La couverture
d’un livre, surtout s’il s’agit du premier d’un auteur, doit faire mouche. Pari
gagné avec l’ouvrage d’Abnousse Shalmani dont le titre, énigmatique et
provocateur, interpelle et dont la photographie laisse voir une jeune femme au
grand regard franc, direct invitant à dialoguer directement avec elle.
De dialogues il
sera d’une certaine façon question tout au long d’un récit qui tient à la fois
de l’auto-biographie, des réflexions philosophiques, sociales et politiques et
de cris de révolte contre tout ce qui entrave la liberté de penser ou oblitère
l’avenir de notre planète. Vaste programme qui pourrait tourner en vaste foutoir
si ce n’est que l’auteur fait preuve d’une rare et vive intelligence, d’un sens
critique aigu et d’une personnalité particulièrement rebelle.
Jusqu’à l’âge de
huit ans, Abnousse Shalmani menait une vie dans l’aisance bourgeoise d’une
famille iranienne respectée et bien installée dans la société. Un paradis qui
prit brutalement fin avec la révolution iranienne et l’arrivée de celui que
l’on surnomma « le vieux en noir et blanc », le brutal, sanguinaire
Khomeiny. Soudain, plus d’aisance, plus de livres à la maison et surtout,
toutes les femmes voilées et cachées sous un uniforme destiné à les
dépersonnaliser, les formater et en faire les objets dociles des hommes, maris,
frères, chargés de les confiner à la maison.
Comme beaucoup
d’autres, la famille finira par fuir un pays où la folie des barbus faisait
rage pour venir s’installer chichement à Paris. Devenus pauvres en France, ils
n’eurent de cesse de s’intégrer. Pour Abnousse, cela passa par l’apprentissage
du français qu’elle maîtrise à la perfection. Un apprentissage qui se fit par
la lecture des grands auteurs du XIXème siècle puis par la découverte fortuite
de la littérature libertine. D’où la référence à Sade qu’elle se força à
dévorer, malgré les insoutenables passages de torture, et de tout ce que le
genre compte d’auteurs majeurs dont elle s’est fait une spécialité. Une façon
comme une autre d’apprendre une langue dans ce qu’elle a de plus fleuri et de
mieux écrit aussi. Une façon aussi de réfléchir à ce que signifie l’exercice de
la liberté, le rôle de la censure, la place des femmes dans les diverses
sociétés.
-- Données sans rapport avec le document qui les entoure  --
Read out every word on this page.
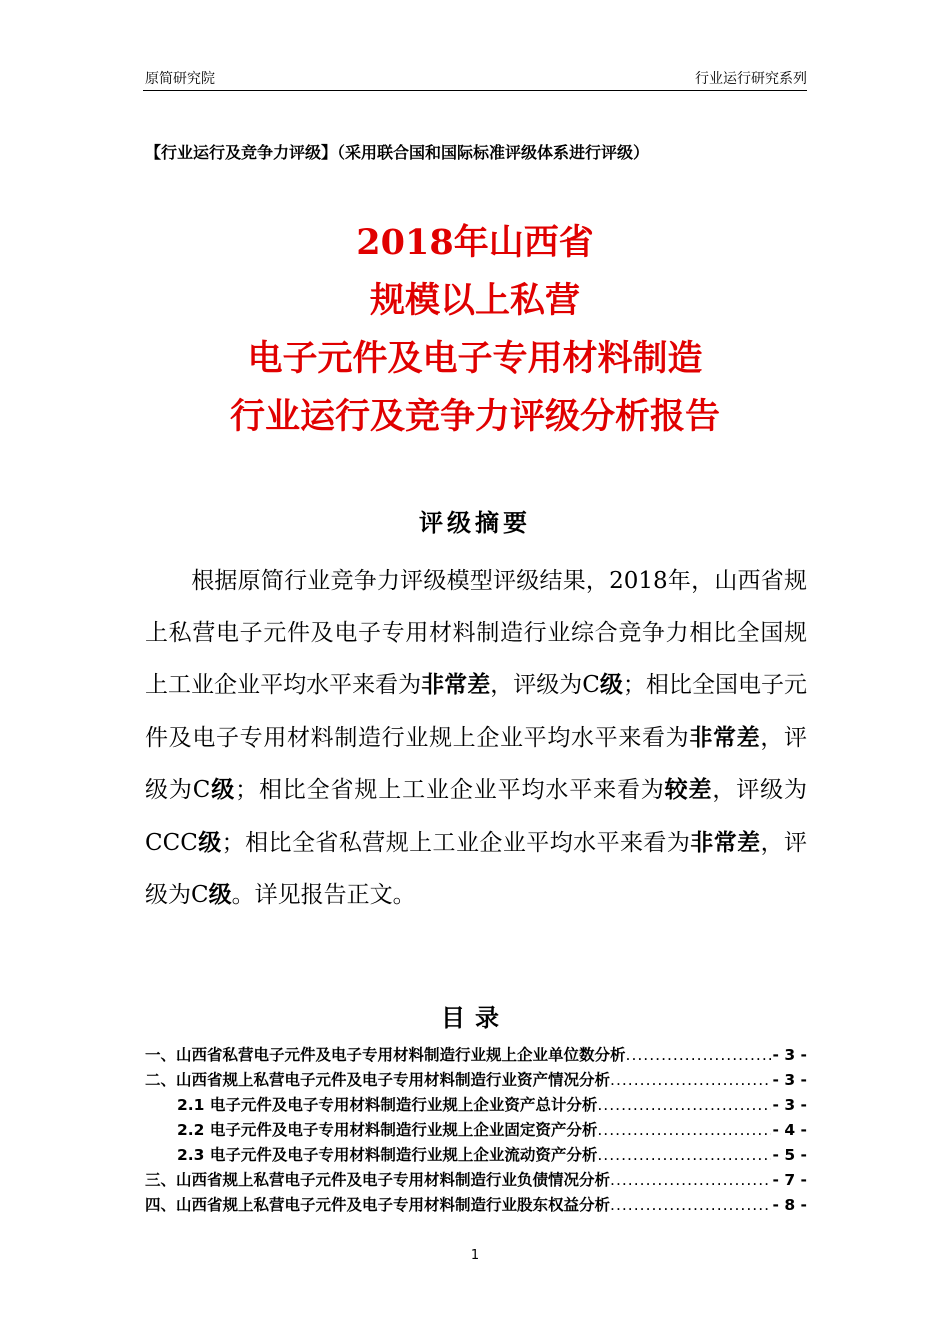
原简研究院	行业运行研究系列
【行业运行及竞争力评级】（采用联合国和国际标准评级体系进行评级）
2018年山西省
规模以上私营
电子元件及电子专用材料制造
行业运行及竞争力评级分析报告
评级摘要
根据原简行业竞争力评级模型评级结果，2018年，山西省规上私营电子元件及电子专用材料制造行业综合竞争力相比全国规上工业企业平均水平来看为非常差，评级为C级；相比全国电子元件及电子专用材料制造行业规上企业平均水平来看为非常差，评级为C级；相比全省规上工业企业平均水平来看为较差，评级为CCC级；相比全省私营规上工业企业平均水平来看为非常差，评级为C级。详见报告正文。
目录
一、山西省私营电子元件及电子专用材料制造行业规上企业单位数分析 .....	- 3 -
二、山西省规上私营电子元件及电子专用材料制造行业资产情况分析 .....	- 3 -
2.1 电子元件及电子专用材料制造行业规上企业资产总计分析 .....	- 3 -
2.2 电子元件及电子专用材料制造行业规上企业固定资产分析 .....	- 4 -
2.3 电子元件及电子专用材料制造行业规上企业流动资产分析 .....	- 5 -
三、山西省规上私营电子元件及电子专用材料制造行业负债情况分析 .....	- 7 -
四、山西省规上私营电子元件及电子专用材料制造行业股东权益分析 .....	- 8 -
1
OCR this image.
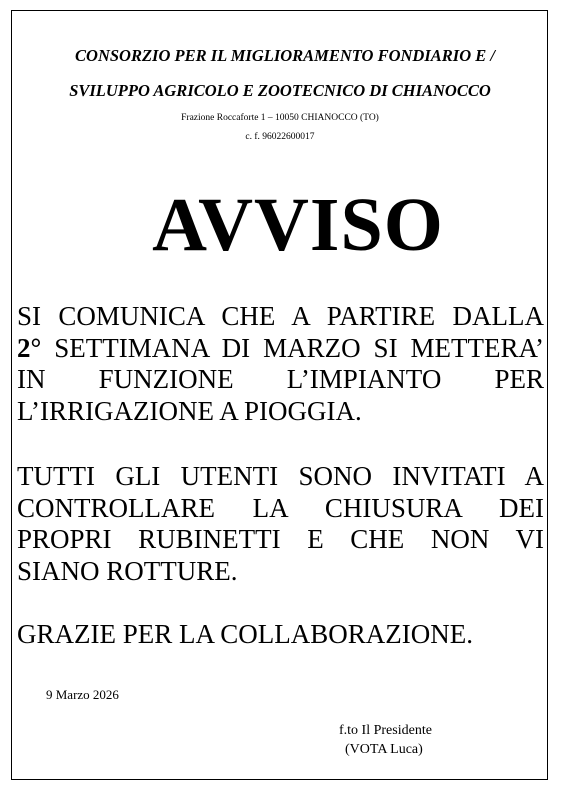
CONSORZIO PER IL MIGLIORAMENTO FONDIARIO E /
SVILUPPO AGRICOLO E ZOOTECNICO DI CHIANOCCO
Frazione Roccaforte 1 – 10050 CHIANOCCO (TO)
c. f. 96022600017
AVVISO
SI COMUNICA CHE A PARTIRE DALLA
2° SETTIMANA DI MARZO SI METTERA’
IN FUNZIONE L’IMPIANTO PER
L’IRRIGAZIONE A PIOGGIA.
TUTTI GLI UTENTI SONO INVITATI A
CONTROLLARE LA CHIUSURA DEI
PROPRI RUBINETTI E CHE NON VI
SIANO ROTTURE.
GRAZIE PER LA COLLABORAZIONE.
9 Marzo 2026
f.to Il Presidente
(VOTA Luca)
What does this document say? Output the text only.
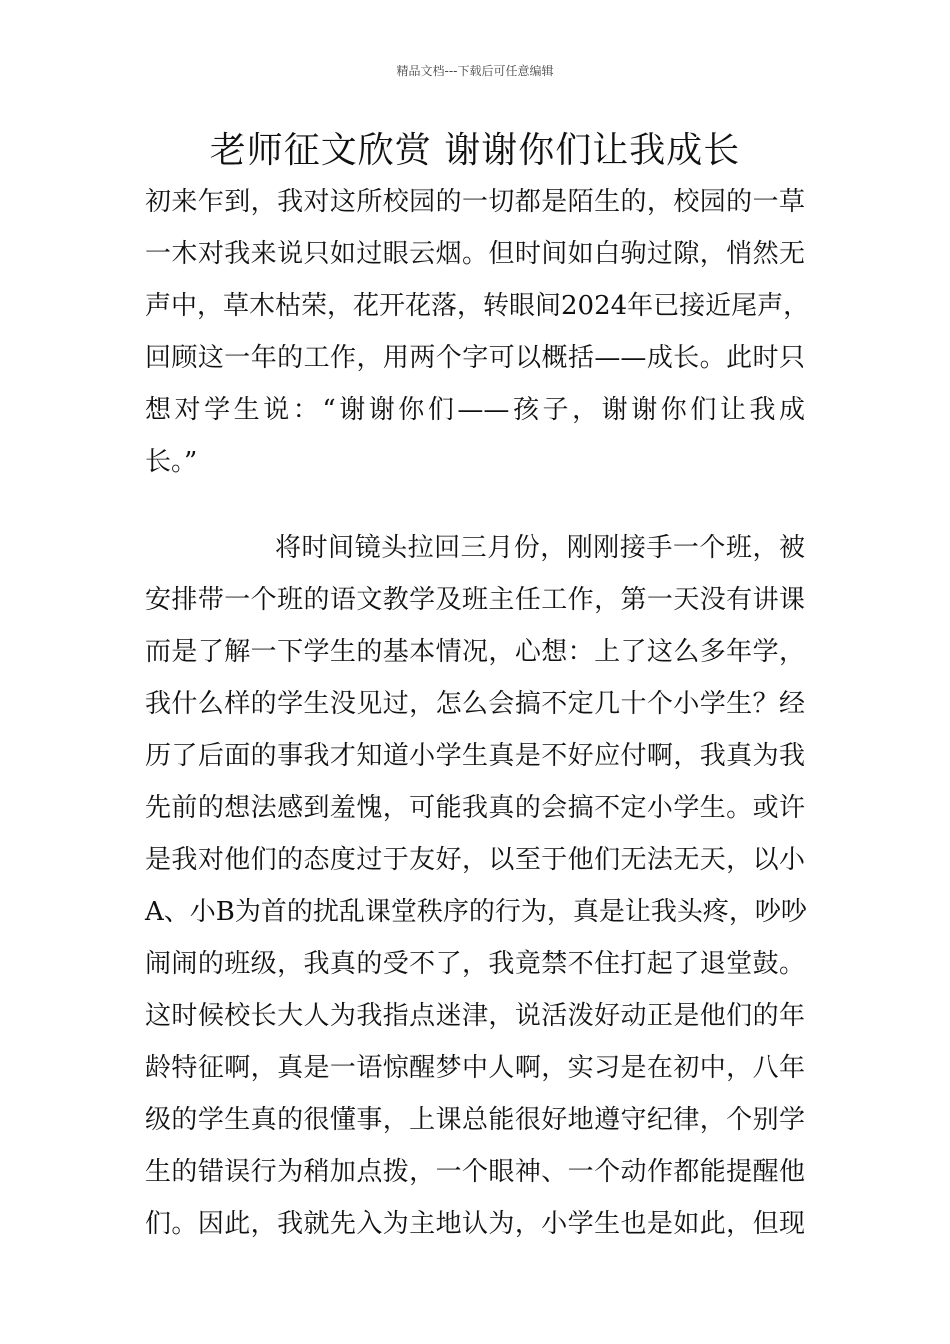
精品文档---下载后可任意编辑
老师征文欣赏 谢谢你们让我成长
初来乍到，我对这所校园的一切都是陌生的，校园的一草
一木对我来说只如过眼云烟。但时间如白驹过隙，悄然无
声中，草木枯荣，花开花落，转眼间2024年已接近尾声，
回顾这一年的工作，用两个字可以概括——成长。此时只
想对学生说：“谢谢你们——孩子，谢谢你们让我成
长。”
将时间镜头拉回三月份，刚刚接手一个班，被
安排带一个班的语文教学及班主任工作，第一天没有讲课
而是了解一下学生的基本情况，心想：上了这么多年学，
我什么样的学生没见过，怎么会搞不定几十个小学生？经
历了后面的事我才知道小学生真是不好应付啊，我真为我
先前的想法感到羞愧，可能我真的会搞不定小学生。或许
是我对他们的态度过于友好，以至于他们无法无天，以小
A、小B为首的扰乱课堂秩序的行为，真是让我头疼，吵吵
闹闹的班级，我真的受不了，我竟禁不住打起了退堂鼓。
这时候校长大人为我指点迷津，说活泼好动正是他们的年
龄特征啊，真是一语惊醒梦中人啊，实习是在初中，八年
级的学生真的很懂事，上课总能很好地遵守纪律，个别学
生的错误行为稍加点拨，一个眼神、一个动作都能提醒他
们。因此，我就先入为主地认为，小学生也是如此，但现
De fil en aiguille, cela conduira Abnousse à passer une maîtrise
d’Histoire sur la représentation des femmes dans le cinéma français et italien
des années 50 et 60.
Au-delà des
horreurs inhérentes à toute révolution, surtout quand elle est menée par des
fous au nom d’une religion dévoyée de ses objectifs, le livre vaut surtout pour
la découverte d’une personnalité hors-normes. C’est une jeune fille, jeune
femme et femme sans cesse révoltée, refusant de se plier aux dogmes débiles,
décidée à exercer tous ses droits, avançant dans le monde hostile avec une intelligence
acérée que nous découvrons page après page. Quitte à choquer sans cesse pour
faire réagir et agir. Une femme voulant conserver la belle part iranienne de
ses origines mais pour devenir, être et agir en tant que citoyenne française. A
ce titre, les chapitres consacrées à l’étude de notre société, ses fractures,
ses traumatismes ou à la façon dont certains d’entre nous finissent par oublier
la beauté et la générosité des droits
dont nous bénéficions et que le monde entier nous envie devraient devenir des
pages à lire et étudier dès le plus jeune âge à l’école.
Oublions les
quelques maladresses d’un récit un peu décousu parfois et regardons-le comme un
cri d’amour pour ce pays, la France, qui l’a accueillie elle et les siens et un
cri d’alarme pour ce qu’il pourrait devenir si, à force de ne pas voter, nous
laissions « nos » barbus s’emparer du pouvoir.